5/06/2011

Wave on Wave


Tobi Fairley's Arkansas home is featured in this month's Traditional Home. While I'd seen many of the rooms before via her online portfolio, I was still excited to see one of my favorite designers featured -- and to see a few "new to me" rooms. Her entryway, with its bold black and white wallpaper is certainly a stunner, but it's actually the Vitruvian scroll molding on the stairs that really caught my attention. What's more, I knew I'd seen it recently in House Beautiful....


With its softer, cooler color palette, this dining room by John Howard (Phoebe Howard's husband) is just about a complete 180 from Fairley's bold entryway, and yet the pattern works just as beautifully here as a subtle nod to the North Carolina home's beach locale.


While the motif has traditionally appeared on architectural friezes, there's no need to restrict the pattern to hard surfaces. In this living room, Katie Ridder creates architecture and movement with draperies edged in Vitruvian srcoll trim.

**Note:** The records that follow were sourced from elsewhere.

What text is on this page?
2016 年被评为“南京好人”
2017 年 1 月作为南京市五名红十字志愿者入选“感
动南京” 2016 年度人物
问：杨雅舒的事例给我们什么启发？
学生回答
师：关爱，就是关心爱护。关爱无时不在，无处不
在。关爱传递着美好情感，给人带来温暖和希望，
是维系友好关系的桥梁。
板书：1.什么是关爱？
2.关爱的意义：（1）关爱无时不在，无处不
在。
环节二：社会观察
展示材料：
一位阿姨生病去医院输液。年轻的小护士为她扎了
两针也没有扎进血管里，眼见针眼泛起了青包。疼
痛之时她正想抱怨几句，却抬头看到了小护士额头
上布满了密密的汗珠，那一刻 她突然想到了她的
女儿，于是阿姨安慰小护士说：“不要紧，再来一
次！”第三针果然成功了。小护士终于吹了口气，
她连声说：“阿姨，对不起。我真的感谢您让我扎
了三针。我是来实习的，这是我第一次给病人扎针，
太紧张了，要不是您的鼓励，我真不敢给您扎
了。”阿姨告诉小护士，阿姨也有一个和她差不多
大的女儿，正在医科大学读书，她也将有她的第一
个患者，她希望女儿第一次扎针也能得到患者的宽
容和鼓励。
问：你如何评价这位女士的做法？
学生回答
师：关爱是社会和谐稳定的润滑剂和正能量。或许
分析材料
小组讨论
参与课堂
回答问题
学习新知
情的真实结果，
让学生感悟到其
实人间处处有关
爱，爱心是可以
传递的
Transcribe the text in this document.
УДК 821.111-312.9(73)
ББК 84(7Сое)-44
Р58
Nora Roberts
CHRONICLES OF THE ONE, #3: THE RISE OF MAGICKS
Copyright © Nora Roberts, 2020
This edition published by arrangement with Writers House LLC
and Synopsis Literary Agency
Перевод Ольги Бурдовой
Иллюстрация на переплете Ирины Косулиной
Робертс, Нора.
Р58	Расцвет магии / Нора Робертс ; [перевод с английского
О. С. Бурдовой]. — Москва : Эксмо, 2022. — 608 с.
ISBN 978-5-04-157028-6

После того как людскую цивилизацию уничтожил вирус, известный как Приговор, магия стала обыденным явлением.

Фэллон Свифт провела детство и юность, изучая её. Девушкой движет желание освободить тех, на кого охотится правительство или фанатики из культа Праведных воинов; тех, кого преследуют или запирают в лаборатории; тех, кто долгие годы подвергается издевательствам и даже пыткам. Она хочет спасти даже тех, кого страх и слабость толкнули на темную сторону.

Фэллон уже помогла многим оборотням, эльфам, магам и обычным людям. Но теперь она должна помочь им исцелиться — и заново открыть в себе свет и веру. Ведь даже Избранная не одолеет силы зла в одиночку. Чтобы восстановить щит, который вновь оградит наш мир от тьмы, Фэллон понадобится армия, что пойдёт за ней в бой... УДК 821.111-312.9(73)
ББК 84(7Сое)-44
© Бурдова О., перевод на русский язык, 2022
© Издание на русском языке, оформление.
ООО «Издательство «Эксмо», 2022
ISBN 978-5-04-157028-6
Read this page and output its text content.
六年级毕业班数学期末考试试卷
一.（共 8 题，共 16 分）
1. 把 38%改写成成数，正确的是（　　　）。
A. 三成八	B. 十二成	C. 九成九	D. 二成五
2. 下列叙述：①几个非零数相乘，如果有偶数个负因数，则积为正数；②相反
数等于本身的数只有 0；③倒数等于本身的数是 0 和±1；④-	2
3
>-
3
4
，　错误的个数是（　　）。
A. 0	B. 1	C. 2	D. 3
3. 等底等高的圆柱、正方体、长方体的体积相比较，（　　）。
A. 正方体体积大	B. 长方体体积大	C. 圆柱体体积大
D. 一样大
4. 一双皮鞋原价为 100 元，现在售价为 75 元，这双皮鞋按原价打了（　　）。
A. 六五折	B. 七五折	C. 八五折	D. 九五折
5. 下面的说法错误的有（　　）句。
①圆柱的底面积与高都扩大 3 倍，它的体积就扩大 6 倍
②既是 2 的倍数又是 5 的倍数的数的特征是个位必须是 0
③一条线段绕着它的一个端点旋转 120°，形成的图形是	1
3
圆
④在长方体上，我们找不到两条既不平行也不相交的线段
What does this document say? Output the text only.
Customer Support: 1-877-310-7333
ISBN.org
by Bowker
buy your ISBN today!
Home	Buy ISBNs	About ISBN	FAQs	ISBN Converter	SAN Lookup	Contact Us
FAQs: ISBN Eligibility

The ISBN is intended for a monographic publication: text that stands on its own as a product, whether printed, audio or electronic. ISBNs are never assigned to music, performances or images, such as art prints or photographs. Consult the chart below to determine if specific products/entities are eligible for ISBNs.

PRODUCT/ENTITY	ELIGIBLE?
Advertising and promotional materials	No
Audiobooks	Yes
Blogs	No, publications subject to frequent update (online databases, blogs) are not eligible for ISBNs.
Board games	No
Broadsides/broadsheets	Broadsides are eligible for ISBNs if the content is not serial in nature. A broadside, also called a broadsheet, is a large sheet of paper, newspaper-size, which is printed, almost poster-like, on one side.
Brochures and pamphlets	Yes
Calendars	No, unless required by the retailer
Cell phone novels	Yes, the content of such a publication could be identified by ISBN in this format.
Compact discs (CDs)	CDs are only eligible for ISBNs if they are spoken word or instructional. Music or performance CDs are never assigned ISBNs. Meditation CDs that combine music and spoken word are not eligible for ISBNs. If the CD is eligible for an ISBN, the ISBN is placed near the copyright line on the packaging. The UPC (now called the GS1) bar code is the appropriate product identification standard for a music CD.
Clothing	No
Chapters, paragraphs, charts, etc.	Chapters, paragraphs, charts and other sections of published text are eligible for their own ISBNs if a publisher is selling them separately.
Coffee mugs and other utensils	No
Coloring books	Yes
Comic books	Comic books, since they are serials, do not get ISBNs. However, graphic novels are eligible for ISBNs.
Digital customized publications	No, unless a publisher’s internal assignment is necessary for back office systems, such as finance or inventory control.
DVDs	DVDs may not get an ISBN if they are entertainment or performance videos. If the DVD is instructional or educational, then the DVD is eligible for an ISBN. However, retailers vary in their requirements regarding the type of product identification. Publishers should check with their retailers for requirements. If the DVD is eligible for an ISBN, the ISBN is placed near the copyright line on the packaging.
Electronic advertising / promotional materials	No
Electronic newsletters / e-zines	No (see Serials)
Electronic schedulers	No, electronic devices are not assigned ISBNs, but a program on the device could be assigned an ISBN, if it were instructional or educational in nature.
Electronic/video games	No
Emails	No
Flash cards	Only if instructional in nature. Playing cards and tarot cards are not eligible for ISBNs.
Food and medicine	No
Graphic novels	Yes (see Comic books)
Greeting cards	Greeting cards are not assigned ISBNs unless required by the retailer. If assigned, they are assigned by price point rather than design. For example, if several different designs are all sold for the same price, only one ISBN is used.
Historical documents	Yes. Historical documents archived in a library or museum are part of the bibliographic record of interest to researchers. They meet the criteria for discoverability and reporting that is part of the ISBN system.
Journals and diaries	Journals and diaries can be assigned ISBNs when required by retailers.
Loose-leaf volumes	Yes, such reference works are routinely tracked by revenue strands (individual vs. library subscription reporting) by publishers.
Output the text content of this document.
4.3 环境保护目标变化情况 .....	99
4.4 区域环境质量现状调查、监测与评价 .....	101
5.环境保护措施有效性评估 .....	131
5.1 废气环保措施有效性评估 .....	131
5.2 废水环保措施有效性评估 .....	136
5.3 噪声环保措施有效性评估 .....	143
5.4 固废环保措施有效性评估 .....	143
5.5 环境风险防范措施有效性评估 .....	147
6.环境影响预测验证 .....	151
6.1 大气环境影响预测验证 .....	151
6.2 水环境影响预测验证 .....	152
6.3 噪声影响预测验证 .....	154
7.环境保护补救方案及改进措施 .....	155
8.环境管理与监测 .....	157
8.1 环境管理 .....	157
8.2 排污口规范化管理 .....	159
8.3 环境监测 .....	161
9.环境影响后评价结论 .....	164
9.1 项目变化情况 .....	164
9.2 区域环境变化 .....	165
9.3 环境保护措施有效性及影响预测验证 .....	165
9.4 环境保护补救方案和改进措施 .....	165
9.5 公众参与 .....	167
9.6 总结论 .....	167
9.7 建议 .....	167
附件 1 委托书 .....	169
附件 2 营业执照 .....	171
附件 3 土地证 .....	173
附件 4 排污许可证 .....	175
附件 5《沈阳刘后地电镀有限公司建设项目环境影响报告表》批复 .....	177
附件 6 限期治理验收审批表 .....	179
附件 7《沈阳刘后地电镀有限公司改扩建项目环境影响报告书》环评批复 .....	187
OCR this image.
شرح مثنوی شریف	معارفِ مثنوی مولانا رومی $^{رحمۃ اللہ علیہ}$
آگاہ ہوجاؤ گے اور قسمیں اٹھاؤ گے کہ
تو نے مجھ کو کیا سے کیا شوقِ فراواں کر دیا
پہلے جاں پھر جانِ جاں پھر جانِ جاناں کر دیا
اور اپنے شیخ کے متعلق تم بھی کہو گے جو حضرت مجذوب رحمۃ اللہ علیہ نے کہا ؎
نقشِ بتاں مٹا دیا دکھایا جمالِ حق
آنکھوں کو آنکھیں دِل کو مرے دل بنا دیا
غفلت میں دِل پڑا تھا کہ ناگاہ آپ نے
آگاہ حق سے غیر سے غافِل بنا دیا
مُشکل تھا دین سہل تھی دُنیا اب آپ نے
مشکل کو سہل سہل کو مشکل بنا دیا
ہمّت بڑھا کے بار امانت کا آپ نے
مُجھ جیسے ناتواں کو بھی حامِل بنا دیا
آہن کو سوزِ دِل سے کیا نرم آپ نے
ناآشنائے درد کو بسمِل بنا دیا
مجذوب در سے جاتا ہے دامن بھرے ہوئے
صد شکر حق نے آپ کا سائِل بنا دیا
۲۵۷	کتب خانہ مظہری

Want to know more? The pattern is a classic -- literally -- and you'll find it featured prominently on Greco-Roman buildings and mosaics dating back thousands of years. The name Vitruvian Scroll is for Marcus Vitruvius Pollio, a first century B.C.E. Roman architect whose book De Architectura was immensely popular during the Renaissance. And yet, despite its antiquity, the pattern (like greek key, the angular variant of the same scroll motif, which I waxed poetic about HERE) still feels modern and fresh to me. The soft curves of the Vitruvian scroll, however, reads as more feminine, more sensuous. And, since it's not experiencing quite the same level of popularity right now as greek key, it also reads as a bit more unusual.